Studying information-rich cases yields insights and in-depth understanding rather than empirical generalizations.

Patton lists 15 strategies for purposeful sampling:

  1. Extreme or deviant case sampling. Self-explanatory. A focus on “outliers” according to the question of interest.
  2. Intensity sampling. “An intensity sample consists of information-rich cases that manifest the phenomenon of interest intesely (but not extremely). …. [Intensity sampling] seeks excellent or rich examples of phenomenon of interest, but not highly unusual cases.”
  3. Maximum variation (heterogeneity) sampling. “This strategy for purposeful sampling aims at capturing and describing the central themes that cut across a great deal of variation.”
  4. Homogeneous samples. “The strategy of picking a small, homogeneous sample, the purpose of which is to describe some particular subgroup in depth.”
  5. Typical case sampling. For characterizing the normal case; often selected based on quantitative data or a “key informant” (e.g. a teacher, a program administrator, etc.).
  6. Critical case sampling. The person, group, or research site that will “yield the most information and have the greatest impact on the development of knowledge”. It might require creativity or deep knowledge of existing dynamics to identify critical cases. “Identification of critical cases depends on recognition of the key dimensions that make for a critical case.”
  7. Snowball or chain sampling. Repeatedly ask the question “Who should I talk to about X?” and you’ll soon find yourself talking to people who know an awful lot about X!
  8. Criterion sampling. Sample all people who exceed some threshold or meet some specific criteria. Common in quality assurance contexts.
  9. Theory-based sampling, operational construct sampling, and theoretical sampling. “The researcher samples incidents, slices of life, time periods, or people on the basis of their potential manifestation or representation of important theoretical constructs.”
  10. Confirming and disconfirming cases. Used after the importance of a pattern or the stability of a theory has been established to check and adjust emerging theory. Disconfirming cases are particularly important because they can demarcate the “boundary” of a theory i.e. “the exception that proves the rule”.
  11. Stratified purposeful sampling. “The purpose of a stratified purposeful sample is to capture major variations rather than to identify a common core, although the latter may also emerge in the analysis.” My opinion: if you find yourself wanting to do this, you should probably start considering mixed (quantitative) methods rather than purely qualitative methods.
  12. Opportunisitic or emergent sampling. Appropriate during fieldwork; taking unexpected opportunities to do impromptu interviews.
  13. Purposeful random sampling. “A small, purposeful random sample aims to reduce suspicion about why certain cases were selected for study, but such a sample still does not permit statistical generalizations.”
  14. Sampling politically important cases. “Trying to increase the usefulness and relevance of information where resources permit the study of only a limited number of cases.”
  15. Convenience sampling. “Doing what’s fast and convenient. This is probably the most common sampling strategy—and the least desirable. …. Convenience sampling is neither purposeful nor strategic.”

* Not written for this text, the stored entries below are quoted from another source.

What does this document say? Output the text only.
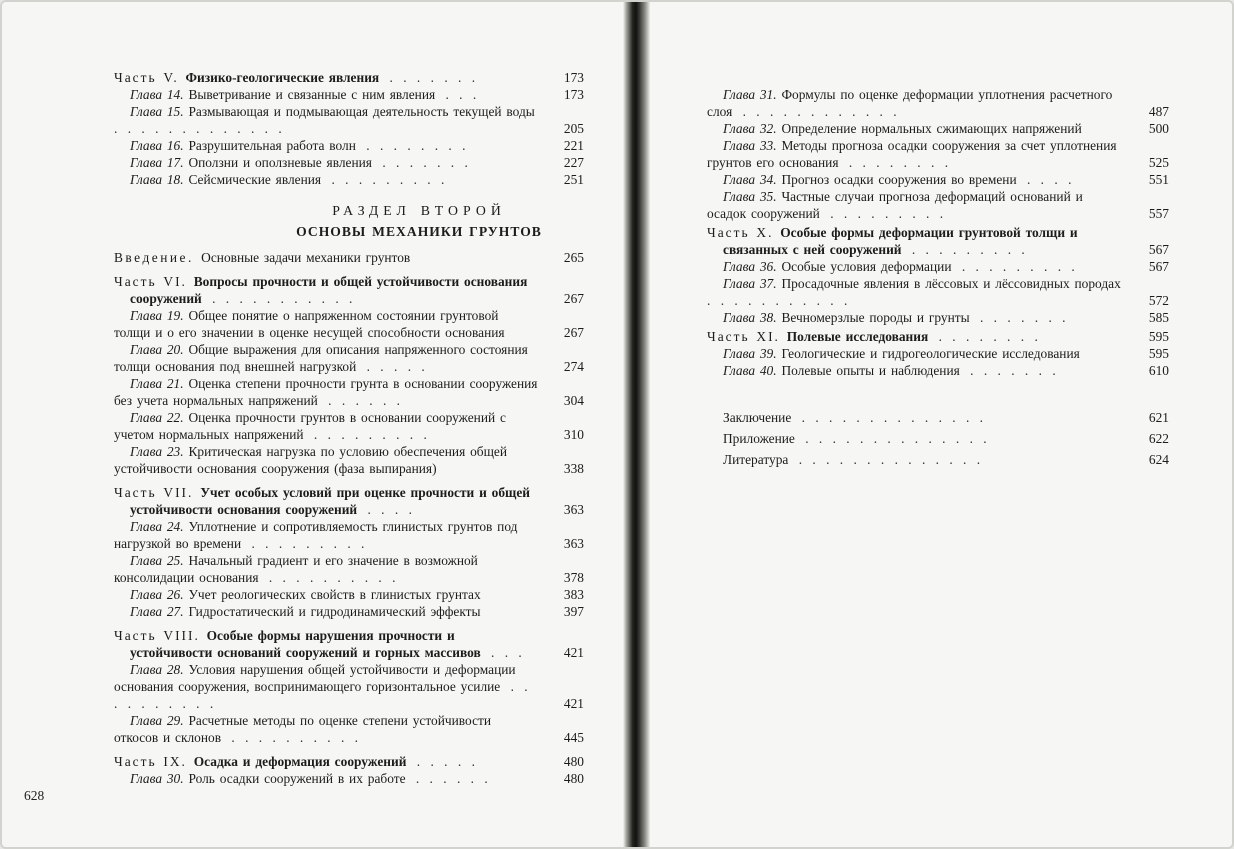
Часть V. Физико-геологические явления . . . . . . .	173
Глава 14. Выветривание и связанные с ним явления . . .	173
Глава 15. Размывающая и подмывающая деятельность текущей воды . . . . . . . . . . . . .	205
Глава 16. Разрушительная работа волн . . . . . . . .	221
Глава 17. Оползни и оползневые явления . . . . . . .	227
Глава 18. Сейсмические явления . . . . . . . . .	251
РАЗДЕЛ ВТОРОЙ
ОСНОВЫ МЕХАНИКИ ГРУНТОВ
Введение. Основные задачи механики грунтов	265
Часть VI. Вопросы прочности и общей устойчивости основания сооружений . . . . . . . . . . .	267
Глава 19. Общее понятие о напряженном состоянии грунтовой толщи и о его значении в оценке несущей способности основания	267
Глава 20. Общие выражения для описания напряженного состояния толщи основания под внешней нагрузкой . . . . .	274
Глава 21. Оценка степени прочности грунта в основании сооружения без учета нормальных напряжений . . . . . .	304
Глава 22. Оценка прочности грунтов в основании сооружений с учетом нормальных напряжений . . . . . . . . .	310
Глава 23. Критическая нагрузка по условию обеспечения общей устойчивости основания сооружения (фаза выпирания)	338
Часть VII. Учет особых условий при оценке прочности и общей устойчивости основания сооружений . . . .	363
Глава 24. Уплотнение и сопротивляемость глинистых грунтов под нагрузкой во времени . . . . . . . . .	363
Глава 25. Начальный градиент и его значение в возможной консолидации основания . . . . . . . . . .	378
Глава 26. Учет реологических свойств в глинистых грунтах	383
Глава 27. Гидростатический и гидродинамический эффекты	397
Часть VIII. Особые формы нарушения прочности и устойчивости оснований сооружений и горных массивов . . .	421
Глава 28. Условия нарушения общей устойчивости и деформации основания сооружения, воспринимающего горизонтальное усилие . . . . . . . . . .	421
Глава 29. Расчетные методы по оценке степени устойчивости откосов и склонов . . . . . . . . . .	445
Часть IX. Осадка и деформация сооружений . . . . .	480
Глава 30. Роль осадки сооружений в их работе . . . . . .	480
628
Глава 31. Формулы по оценке деформации уплотнения расчетного слоя . . . . . . . . . . . .	487
Глава 32. Определение нормальных сжимающих напряжений	500
Глава 33. Методы прогноза осадки сооружения за счет уплотнения грунтов его основания . . . . . . . .	525
Глава 34. Прогноз осадки сооружения во времени . . . .	551
Глава 35. Частные случаи прогноза деформаций оснований и осадок сооружений . . . . . . . . .	557
Часть X. Особые формы деформации грунтовой толщи и связанных с ней сооружений . . . . . . . . .	567
Глава 36. Особые условия деформации . . . . . . . . .	567
Глава 37. Просадочные явления в лёссовых и лёссовидных породах . . . . . . . . . . .	572
Глава 38. Вечномерзлые породы и грунты . . . . . . .	585
Часть XI. Полевые исследования . . . . . . . .	595
Глава 39. Геологические и гидрогеологические исследования	595
Глава 40. Полевые опыты и наблюдения . . . . . . .	610
Заключение . . . . . . . . . . . . . .	621
Приложение . . . . . . . . . . . . . .	622
Литература . . . . . . . . . . . . . .	624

The other chapter of note I’d recommend from Patton’s textbook is “From Generalizations to Extrapolations and Transferability”, which summarizes a variety of ways that people have thought about the utility of qualitative findings.

Patton quotes Guba and Lincoln’s 1981 writings on generalization, suggesting to use the concept of “transferability” instead:

The degree of transferability is a direct function of the similarity between the two contexts, what we shall call “fittingness.” Fittingness is defined as degree of congruence between sending and receiving contexts. If context A and context B are “sufficiently” congruent, then working hypotheses from the sending origining context may be applicable in the receiving context.

Patton recommends extrapolation, a term he likes because it “clearly connotes that one has gone beyond the narrow confines of the data to think about other applications of the findings”.

Extrapolations are modest speculations on the likely applicability of dinings to toherh situation under similar, but not identical, conditions. Extrapolations are logical, thoughtful, case derived, and problem oriented rather than statistical and probabilistic.

I’ve heard the term “theoretical generalization” used to refer to some mix of transferability and extrapolation, and in general that’s what I expect from qualitative work. Based on the particulars of the data, I look for implications in a broader context of interest.

These notes are from the third edition of Qualitative Research & Evaluation Methods, published in 2002.